Inheritance tax (IHT) does seem to be a very polarising topic for many. Some agree that generational wealth should be taxed, while others would argue that the ‘nest egg’ has already suffered income tax during the deceased’s lifetime and why should it be taxed twice?

IHT liabilities can often be minimised if you are prepared to make use of planning opportunities, one of which would be making full use of Potentially Exempt Transfers (PETs) to give everything you don’t need away, at least seven years before you die.

However, in a world of rising living costs and care fees, people are understandably concerned about leaving themselves short in the latter years of their life. Consideration also needs to be given to who you would be gifting your wealth away to, whether outright gifts are appropriate and whether recipients will have their own IHT issue to consider.

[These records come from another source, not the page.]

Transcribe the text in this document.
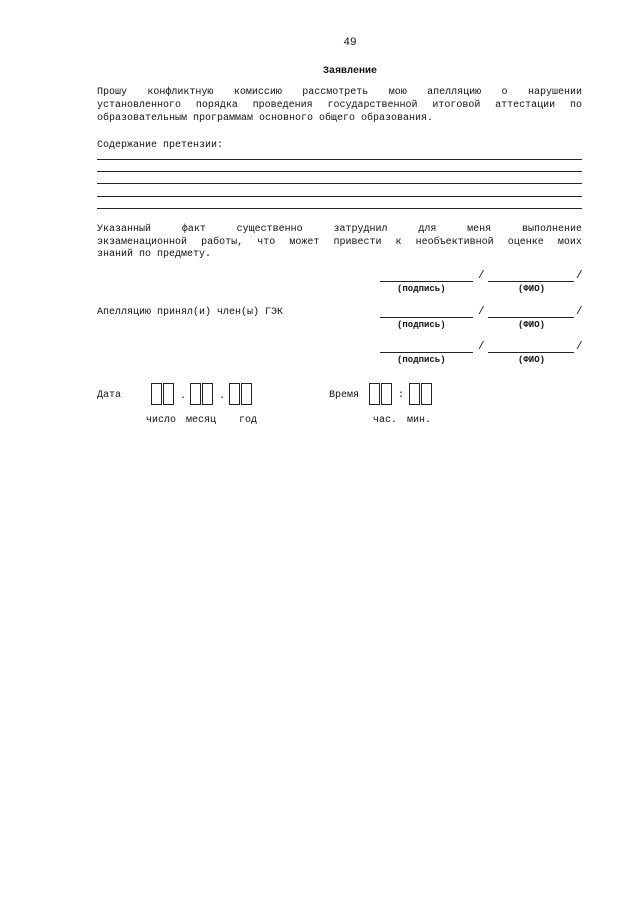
49
Заявление
Прошу конфликтную комиссию рассмотреть мою апелляцию о нарушении
установленного порядка проведения государственной итоговой аттестации по
образовательным программам основного общего образования.
Содержание претензии:
Указанный	факт	существенно	затруднил	для	меня	выполнение
экзаменационной работы, что может привести к необъективной оценке моих
знаний по предмету.
/	/
(подпись)	(ФИО)
Апелляцию принял(и) член(ы) ГЭК	/	/
(подпись)	(ФИО)
/	/
(подпись)	(ФИО)
Дата	.	.
число месяц год
Время	:
час. мин.
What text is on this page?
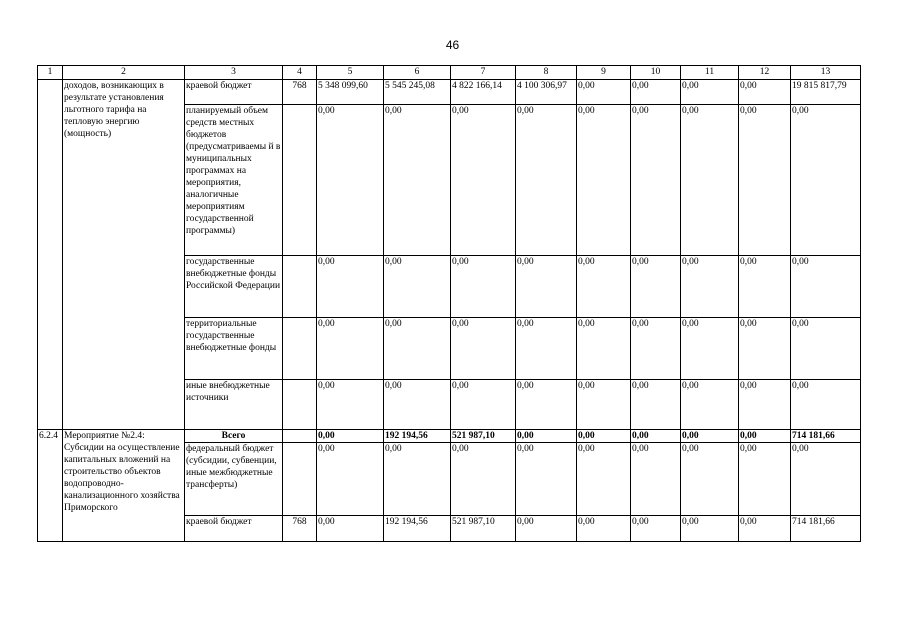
46
1	2	3	4	5	6	7	8	9	10	11	12	13
	доходов, возникающих в результате установления льготного тарифа на тепловую энергию (мощность)	краевой бюджет	768	5 348 099,60	5 545 245,08	4 822 166,14	4 100 306,97	0,00	0,00	0,00	0,00	19 815 817,79
		планируемый объем средств местных бюджетов (предусматриваемы й в муниципальных программах на мероприятия, аналогичные мероприятиям государственной программы)		0,00	0,00	0,00	0,00	0,00	0,00	0,00	0,00	0,00
		государственные внебюджетные фонды Российской Федерации		0,00	0,00	0,00	0,00	0,00	0,00	0,00	0,00	0,00
		территориальные государственные внебюджетные фонды		0,00	0,00	0,00	0,00	0,00	0,00	0,00	0,00	0,00
		иные внебюджетные источники		0,00	0,00	0,00	0,00	0,00	0,00	0,00	0,00	0,00
6.2.4	Мероприятие №2.4: Субсидии на осуществление капитальных вложений на строительство объектов водопроводно-канализационного хозяйства Приморского	Всего		0,00	192 194,56	521 987,10	0,00	0,00	0,00	0,00	0,00	714 181,66
		федеральный бюджет (субсидии, субвенции, иные межбюджетные трансферты)		0,00	0,00	0,00	0,00	0,00	0,00	0,00	0,00	0,00
		краевой бюджет	768	0,00	192 194,56	521 987,10	0,00	0,00	0,00	0,00	0,00	714 181,66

As a very broad rule of thumb, a married couple can pass a joint estate of up to £1,000,000 on death free of IHT to the next generation. The £1,000,000 is achieved by combining two Nil Rate Bands (NRB) totalling £650,000 with two Residence Nil Rate Bands (RNRB) of £350,000. This is on the basis that the first to die leaves everything to the survivor and that the main residence at least then passes to a direct descendant following the second death. To qualify in full for the RNRB, your total estate must be worth less than £2,000,000 as your entitlement will start to taper away after this point. Importantly this is before the application of any reliefs such as Agricultural or Business Relief. It can cost your estate up to £140,000 of additional tax not to plan for this effectively.

In reality, there won’t just be a ‘one-size fits all’ answer to this issue and it may be a combination of planning and sensible investment and potentially insurance which helps to give you peace of mind.

Going back to the initial point, it’s easy to see that with no movement in the NRB thresholds in line with house price inflation, that lots of people who have never really considered their tax position before, may well now fall within the net of IHT.

New data from HMRC shows that in 2022/23 inheritance tax (IHT) payments hit a new high.

The IHT NRB was set at £325,000 in April 2009 and has been frozen ever since. This year’s Budget extended that freeze to April 2028. For the first year of the current NRB in 2009/10, IHT receipts amounted to around £2.4 billion. Figures recently released for 2022/23 show receipts at just over £7 billion in the fourteenth year of the freeze.

IHT has become a tax which now affects many more people. In the case of married couples or civil partners, tax is usually payable on the second death because if on the first death all assets pass to the surviving spouse that is an exempt transfer for IHT. It is therefore often the children or grandchildren who experience first-hand the full impact of IHT.

Mitigating the freeze

If you want to limit the Treasury’s share of your estate, the sooner you start planning, the better. Unfortunately, one of the simplest strategies – making substantial lifetime gifts – is often not a practical option. However, there are other routes to lowering the IHT bill on your estate, including:

  • Make the most of pensions. Although the primary role of pension arrangements is to provide income in retirement, legislative changes have turned pensions into a valuable estate planning tool.
  • Consider IHT-efficient investments. Some investments provide access to Business Relief from IHT, and others can pass wealth to the next generation while the donor retains some access or an entitlement to income.
    Use the normal expenditure exemption. If you make gifts that are regular, out of normal income and that do not reduce your standard of living, then they are free of IHT.
  • Make a will and, if you already have one, keep it up to date. The right will can not only help save IHT, but also means that you choose your beneficiaries rather than the arbitrary rules of intestacy.
  • Skip a generation. By passing money directly to your grandchildren, you could reduce the IHT on your children’s estate. It is often possible to do this while maintaining some asset protection with the use of certain types of investments or trusts.

IHT planning is best considered as part of your overall financial planning, rather than in isolation. Professional advice is essential to navigate the complexities of the legislation.